Wie das vorangestellte Zitat Caesars aus „De bello Gallico“ belegt, richtete sich die Aufmerksamkeit zunächst auf die geographische Lage des Rheins, von seinem Ursprung in den Alpen bis hin zu seiner Einmündung ins Meer. Während Caesar hier das Mündungsgebiet des Stromes als vielarmig beschreibt, setzte sich jedoch mit Vergil die Vorstellung des Rhenus bicornis durch, die auch für die bildliche Gestaltung des Flussgottes und des Vater Rheins bedeutsam wurde und zum Eigennamen „Bicornis“ – Zweigehörnter – führte.
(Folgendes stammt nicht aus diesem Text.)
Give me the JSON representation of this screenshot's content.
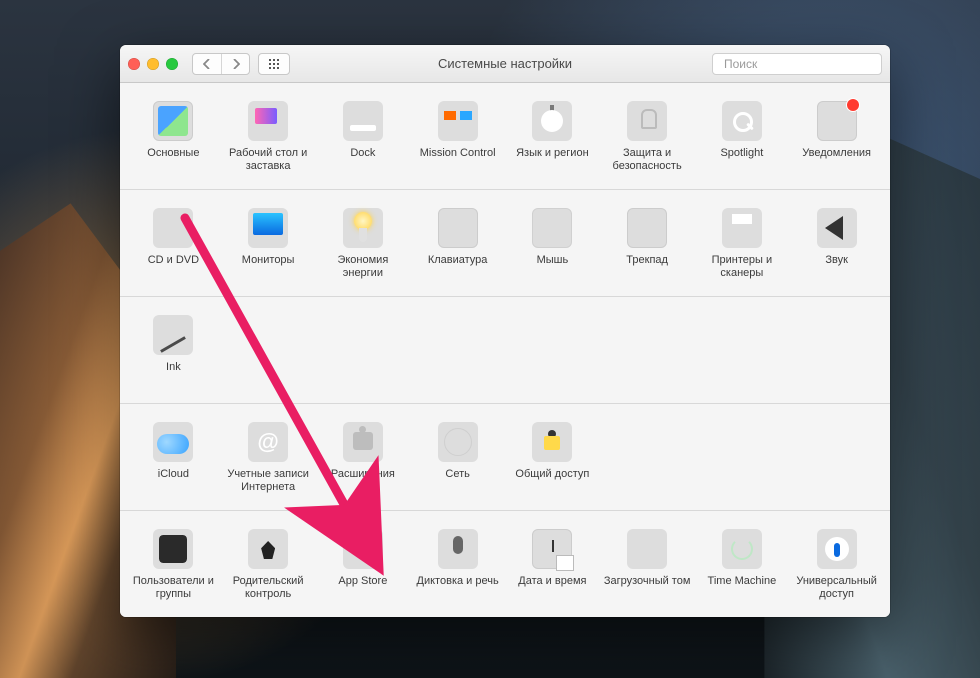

Neben seiner geographischen Bestimmung wurde insbesondere das Imponierende und Majestätische des Stromes hervorgehoben: seine Länge, seine Schnelligkeit und Wasserfülle. Bereits Asinius Pollio und nach ihm Strabon suchten die Länge des Rheins zu berechnen und ermittelten zwischen 3000 und 6000 Stadien, also eine Reichweite zwischen 550 und 1110 km, die der realen Dimension des Stromes von 12.000–13.000 km einschließlich der Krümmungen kaum gerecht wird. Die Wildheit seiner Strömung („violentia[m] cursus“2), seine Unbändigkeit („ferox“3) und die reißende Stromgeschwindigkeit („rapiditatas“4) werden in den Rheinbeschreibungen hervorgehoben. Als außerordentlich tief und breit5 schilderte Caesar den Rhein und Seneca richtete den Blick auf seine üppigen Wassermassen. Während die Größe des Rheins vor allem Bewunderung auslöste, wurde in zahlreichen Beschreibungen auch das Beängstigende des Stroms hervorgehoben. Insbesondere sein alpines Ursprungsgebiet, aber ebenso sein reißender Oberlauf mit Strudeln und Untiefen („gurgitibus Rheni fossam redundantem“6) und seine Eiseskälte wurden als schaurig und grauenerregend charakterisiert: „Squalidus – Rhenus“ heißt es bei Ovid7. Neben diesen Schilderungen zog der Rhein als Grenzgebiet und Streitobjekt die Aufmerksamkeit auf sich. Caesar suchte nach der Eroberung Galliens den Rhein als Grenze zu etablieren, was ihm allerdings nur teilweise gelingen sollte.8 Der Gallische Krieg wie auch Versuche, durch rechtsrheinische Besiedlung die Grenze des Imperiums abzusichern, hatten Völkerwanderungen zur Folge, die die germanischen Bevölkerungsanteile im römischen Imperium verstärkten und das römische Einflussgebiet auch auf rechtsrheinische Bezirke ausdehnte. Bis in die Zeit des Kaisers Augustus war das Gebiet westlich des Rheins als Aufmarschraum für die 12 v. Chr. beginnenden Germanenkriege angelegt. Ziel war es, die Reichsgrenze bis hin zur Weser und zur Elbe vorzuschieben, um so die rechtsrheinischen Gebiete zu befrieden.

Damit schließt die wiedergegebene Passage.